Of course, people who decide to go into nursing or healthcare of any sort are needed but that also means they are unavailable to become electricians, truck drivers, educators, researchers, programmers and construction workers—occupations that are also necessary to the growth and maintenance of our economy.  The problem of limited supply of youth and a falling birth rate means these roles are going to have to be filled by others.  We are already seeing a dramatic rise in the working population over age 65 but this, too, has its implications. 

Working longer means greater exposure to hazards, greater risk of injury and complications due to comorbidities and conditions related to normal ageing.  How prepared are employers and safety professionals to address these changes?
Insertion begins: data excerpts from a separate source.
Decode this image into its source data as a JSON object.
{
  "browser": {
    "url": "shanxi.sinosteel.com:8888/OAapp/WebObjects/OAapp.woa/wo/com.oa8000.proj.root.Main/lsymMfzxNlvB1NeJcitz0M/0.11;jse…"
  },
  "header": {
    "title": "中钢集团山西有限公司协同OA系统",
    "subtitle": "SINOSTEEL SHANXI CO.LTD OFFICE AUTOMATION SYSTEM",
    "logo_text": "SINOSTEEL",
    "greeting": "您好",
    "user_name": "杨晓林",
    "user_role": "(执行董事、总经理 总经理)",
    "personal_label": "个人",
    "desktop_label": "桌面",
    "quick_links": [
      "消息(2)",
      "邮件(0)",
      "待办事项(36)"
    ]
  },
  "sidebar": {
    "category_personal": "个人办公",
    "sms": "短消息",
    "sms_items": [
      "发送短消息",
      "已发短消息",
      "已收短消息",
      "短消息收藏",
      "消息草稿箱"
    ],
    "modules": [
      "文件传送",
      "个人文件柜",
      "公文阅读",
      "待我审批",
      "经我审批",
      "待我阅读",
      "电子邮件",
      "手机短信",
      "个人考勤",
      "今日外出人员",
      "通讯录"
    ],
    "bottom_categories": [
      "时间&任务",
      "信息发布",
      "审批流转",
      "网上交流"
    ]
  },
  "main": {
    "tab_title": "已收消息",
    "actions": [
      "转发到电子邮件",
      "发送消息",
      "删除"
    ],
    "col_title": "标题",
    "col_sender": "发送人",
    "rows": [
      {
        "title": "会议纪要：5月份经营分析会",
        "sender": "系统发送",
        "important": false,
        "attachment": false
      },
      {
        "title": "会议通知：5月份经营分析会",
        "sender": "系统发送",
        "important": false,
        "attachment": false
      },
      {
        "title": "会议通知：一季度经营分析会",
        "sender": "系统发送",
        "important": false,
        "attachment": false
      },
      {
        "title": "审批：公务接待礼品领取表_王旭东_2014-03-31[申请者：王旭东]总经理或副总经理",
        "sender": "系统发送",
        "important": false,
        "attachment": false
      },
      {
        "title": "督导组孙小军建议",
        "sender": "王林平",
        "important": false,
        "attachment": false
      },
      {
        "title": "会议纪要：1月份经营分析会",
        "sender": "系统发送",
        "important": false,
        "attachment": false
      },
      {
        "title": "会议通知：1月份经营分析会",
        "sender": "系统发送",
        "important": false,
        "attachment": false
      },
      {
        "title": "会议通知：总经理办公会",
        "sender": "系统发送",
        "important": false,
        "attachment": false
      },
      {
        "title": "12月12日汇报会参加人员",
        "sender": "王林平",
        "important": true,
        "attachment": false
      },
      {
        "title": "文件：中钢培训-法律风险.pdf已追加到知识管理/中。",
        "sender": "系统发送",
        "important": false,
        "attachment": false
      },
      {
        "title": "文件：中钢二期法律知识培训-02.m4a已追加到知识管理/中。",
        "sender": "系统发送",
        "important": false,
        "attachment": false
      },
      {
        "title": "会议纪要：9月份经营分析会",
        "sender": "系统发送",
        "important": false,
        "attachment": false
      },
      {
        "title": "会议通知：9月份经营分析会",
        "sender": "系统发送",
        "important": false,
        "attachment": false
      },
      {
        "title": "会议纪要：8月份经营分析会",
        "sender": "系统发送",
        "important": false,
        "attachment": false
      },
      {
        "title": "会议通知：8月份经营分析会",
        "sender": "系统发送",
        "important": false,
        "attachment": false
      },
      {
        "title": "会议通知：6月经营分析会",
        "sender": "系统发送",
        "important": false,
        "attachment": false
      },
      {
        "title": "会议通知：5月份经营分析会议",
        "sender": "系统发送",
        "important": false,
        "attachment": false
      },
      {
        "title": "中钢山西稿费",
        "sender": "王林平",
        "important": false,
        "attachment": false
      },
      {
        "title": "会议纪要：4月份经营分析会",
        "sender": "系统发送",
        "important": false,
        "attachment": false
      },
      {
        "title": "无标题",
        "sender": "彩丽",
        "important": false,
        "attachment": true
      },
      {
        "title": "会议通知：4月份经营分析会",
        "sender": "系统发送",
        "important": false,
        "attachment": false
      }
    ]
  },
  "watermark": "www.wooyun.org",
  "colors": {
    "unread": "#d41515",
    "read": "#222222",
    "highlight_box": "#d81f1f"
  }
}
Are workers adequately aware of the risks?  Are safety professionals and employers aware of changing risk profiles of older workers?  Are there appropriate ergonomic tables to provide guidance on strength and repletion limits for older workers?  Do workers’ compensation laws adequately address work careers that may extend into their seventies, eighties and beyond?  Are health and safety systems capable of addressing risks associated with older age groups not previously prevalent in your workplace?

There is a lot of evidence that work is good for your health and wellbeing.  That applies to older individuals where work can provide income security, mental stimulation, exercise, socialization, and opportunities to “give back” or do something meaningful and productive with one’s time.  Moreover, many workers approaching retirement age today have skills, knowledge and experience that are just not available in the labour market.  These factors and the demographic changes noted above mean we are seeing more older workers in the workplace—a trend that will continue for more than another decade. 

It is not too late to act.  Understanding the changes is the first step… and perhaps a self-serving one:  chances are, if you are working today, you will be working to an older age than your parents or grandparents.